Synopsis

We investigate the diagnostic performance of native T1 and T2 mapping cardiovascular magnetic resonance imaging (CMR) for cardiac allograft vasculopathy (CAV) after heart transplantation, using myocardial flow reserve (MFR) estimated by 13N-ammonia (NH3) positron emission tomography (PET) as reference. Non-contrast native T1 mapping is a minimally invasive and effective method for monitoring CAV. In contrast, the effectiveness of T2 mapping could not be demonstrated.

Introduction

Cardiac allograft vasculopathy (CAV) is a leading cause of graft failure and death after heart transplantation. Absolute myocardial blood flow (MBF) quantification using 13N-ammonia (NH3) positron emission tomography (PET) enables evaluation of diffuse epicardial and microvascular disease in CAV1. On the other hand, tissue characterization by T1 and T2 mapping cardiovascular magnetic resonance imaging (CMR) is being clinically used to myocardial inflammation and edema in cardiomyopathy and myocarditis2. We aimed to evaluate native T1 and T2 mapping detection of CAV depicted by NH3-PET.

Methods

11 patients (mean age, 43 years; mean duration post transplantation, 15 years) after heart transplantation who underwent CMR with 3 tesla scanner (Ingenia 3T CX, Philips Healthcare) and NH3-PET were enrolled in this study. NH3-PET quantified the MBF at rest, hyperemia-induced adenosine, and myocardial flow reserve (MFR) as well as the ratio of MBF at stress to that at rest. MFR for the major vessels were calculated and MFR <2.0 was identified as the positive of CAV. CMR protocol consisted of standard cine imaging, T1 (modified Look-Locker inversion recovery sequence with a 3(3)5 scheme, MOLLI) and T2 mapping (hybrid gradient- and spin-echo multi-echo sequence, GraSE). T1 and T2 values in the anterior, septal, inferior, and lateral segments on mid-ventricular short-axis T1 and T2 mapping were measured. The presence or absence of CAV in each segment was determined based on the MFR.

Results & Discussion

CAV was seen in 12 territories of 3 patients (27%). T1 value was significantly longer in territories with CAV than territories without CAV (1307±31ms. Vs. 1268±38ms, p<0.005). Using the cutoff 1301ms. of T1 value could distinguish territories with CAV from territories without CAV, with AUC of 0.80, a sensitivity of 67%, and a specificity of 78%. There was no significant difference in T2 value between territories with and without CAV (50.3±3.2ms. vs. 47.5±4.8ms, p=0.06) (Fig. 1).Myocardial fibrosis and edema associated with CAV in the long-term after transplantation reflected in native T1 prolongation.
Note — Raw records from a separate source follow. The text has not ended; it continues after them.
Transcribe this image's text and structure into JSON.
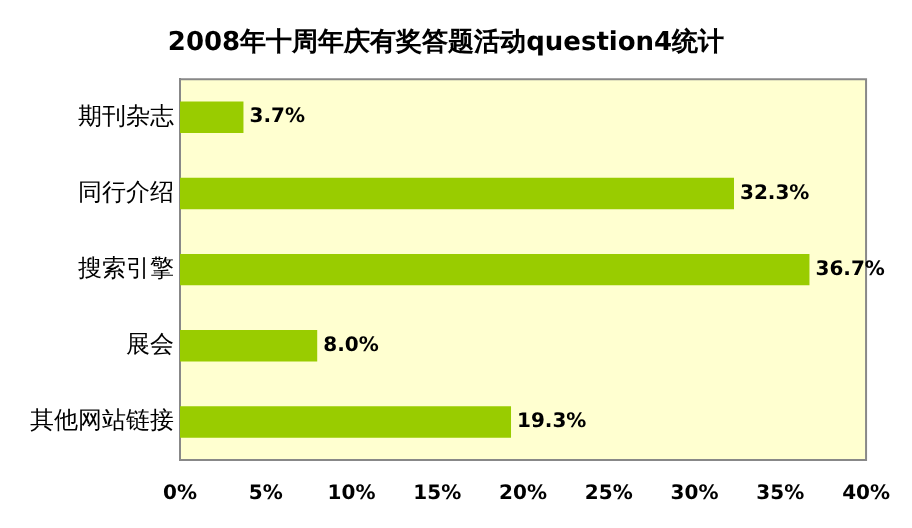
{
  "chart_data": {
    "type": "bar",
    "orientation": "horizontal",
    "title": "2008年十周年庆有奖答题活动question4统计",
    "categories": [
      "期刊杂志",
      "同行介绍",
      "搜索引擎",
      "展会",
      "其他网站链接"
    ],
    "values": [
      3.7,
      32.3,
      36.7,
      8.0,
      19.3
    ],
    "value_labels": [
      "3.7%",
      "32.3%",
      "36.7%",
      "8.0%",
      "19.3%"
    ],
    "color": "#99cc00",
    "xlim": [
      0,
      40
    ],
    "xticks": [
      {
        "value": 0,
        "label": "0%"
      },
      {
        "value": 5,
        "label": "5%"
      },
      {
        "value": 10,
        "label": "10%"
      },
      {
        "value": 15,
        "label": "15%"
      },
      {
        "value": 20,
        "label": "20%"
      },
      {
        "value": 25,
        "label": "25%"
      },
      {
        "value": 30,
        "label": "30%"
      },
      {
        "value": 35,
        "label": "35%"
      },
      {
        "value": 40,
        "label": "40%"
      }
    ],
    "grid": false,
    "legend": false
  }
}
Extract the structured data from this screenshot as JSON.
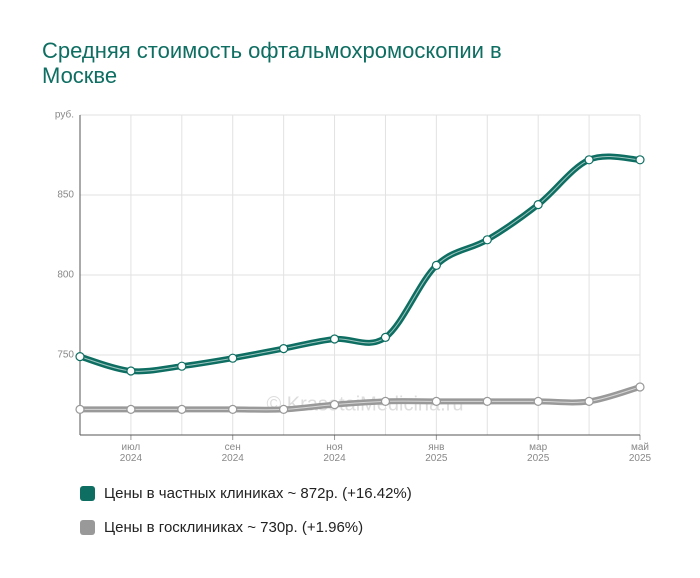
{
  "chart_data": {
    "type": "line",
    "title": "Средняя стоимость офтальмохромоскопии в Москве",
    "categories": [
      null,
      "июл 2024",
      null,
      "сен 2024",
      null,
      "ноя 2024",
      null,
      "янв 2025",
      null,
      "мар 2025",
      null,
      "май 2025"
    ],
    "series": [
      {
        "name": "Цены в частных клиниках ~ 872р. (+16.42%)",
        "color": "#0e6e62",
        "values": [
          749,
          740,
          743,
          748,
          754,
          760,
          761,
          806,
          822,
          844,
          872,
          872
        ]
      },
      {
        "name": "Цены в госклиниках ~ 730р. (+1.96%)",
        "color": "#999999",
        "values": [
          716,
          716,
          716,
          716,
          716,
          719,
          721,
          721,
          721,
          721,
          721,
          730
        ]
      }
    ],
    "ylim": [
      700,
      900
    ],
    "yticks": [
      750,
      800,
      850,
      {
        "value": 900,
        "label": "руб."
      }
    ],
    "grid": true,
    "watermark": "© KrasotaiMedicina.ru"
  }
}
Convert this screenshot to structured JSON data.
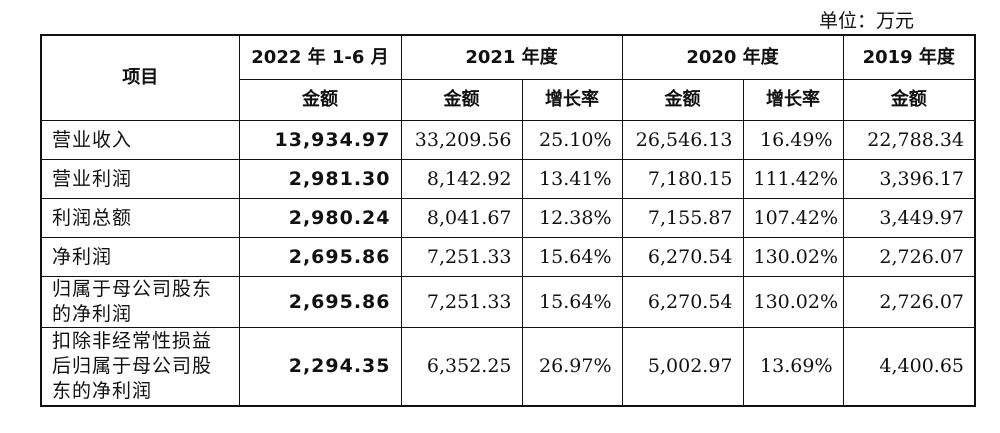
{
  "unit_label": "单位：万元",
  "header": {
    "item": "项目",
    "periods": [
      "2022 年 1-6 月",
      "2021 年度",
      "2020 年度",
      "2019 年度"
    ],
    "sub": {
      "amount": "金额",
      "growth": "增长率"
    }
  },
  "rows": [
    {
      "label": "营业收入",
      "h2022": "13,934.97",
      "y2021": "33,209.56",
      "g2021": "25.10%",
      "y2020": "26,546.13",
      "g2020": "16.49%",
      "y2019": "22,788.34"
    },
    {
      "label": "营业利润",
      "h2022": "2,981.30",
      "y2021": "8,142.92",
      "g2021": "13.41%",
      "y2020": "7,180.15",
      "g2020": "111.42%",
      "y2019": "3,396.17"
    },
    {
      "label": "利润总额",
      "h2022": "2,980.24",
      "y2021": "8,041.67",
      "g2021": "12.38%",
      "y2020": "7,155.87",
      "g2020": "107.42%",
      "y2019": "3,449.97"
    },
    {
      "label": "净利润",
      "h2022": "2,695.86",
      "y2021": "7,251.33",
      "g2021": "15.64%",
      "y2020": "6,270.54",
      "g2020": "130.02%",
      "y2019": "2,726.07"
    },
    {
      "label": "归属于母公司股东的净利润",
      "h2022": "2,695.86",
      "y2021": "7,251.33",
      "g2021": "15.64%",
      "y2020": "6,270.54",
      "g2020": "130.02%",
      "y2019": "2,726.07"
    },
    {
      "label": "扣除非经常性损益后归属于母公司股东的净利润",
      "h2022": "2,294.35",
      "y2021": "6,352.25",
      "g2021": "26.97%",
      "y2020": "5,002.97",
      "g2020": "13.69%",
      "y2019": "4,400.65"
    }
  ]
}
On the other hand, there are few cases with active inflammation due to rejection during this period. Even with CAV, the inflammation was minor and did not show a significant prolongation in T2 value. Native T1 mapping has high potential for clinical use in terms of non-invasive, with no contrast and radiation exposure required. A limitation of this study is that the association between pathological fibrosis and T1 values has not been investigated. The comparison of pathological findings and T1 and T2 mapping will be the next research theme.

Conclusion

Native T1 mapping has high diagnostic accuracy for CAV, with potential noninvasive evaluation after heart transplantation. In contrast, the effectiveness of T2 mapping could not be demonstrated.

Acknowledgements

This work was supported by the Japan Society for the Promotion of Science (JSPS) KAKENHI (19K08209).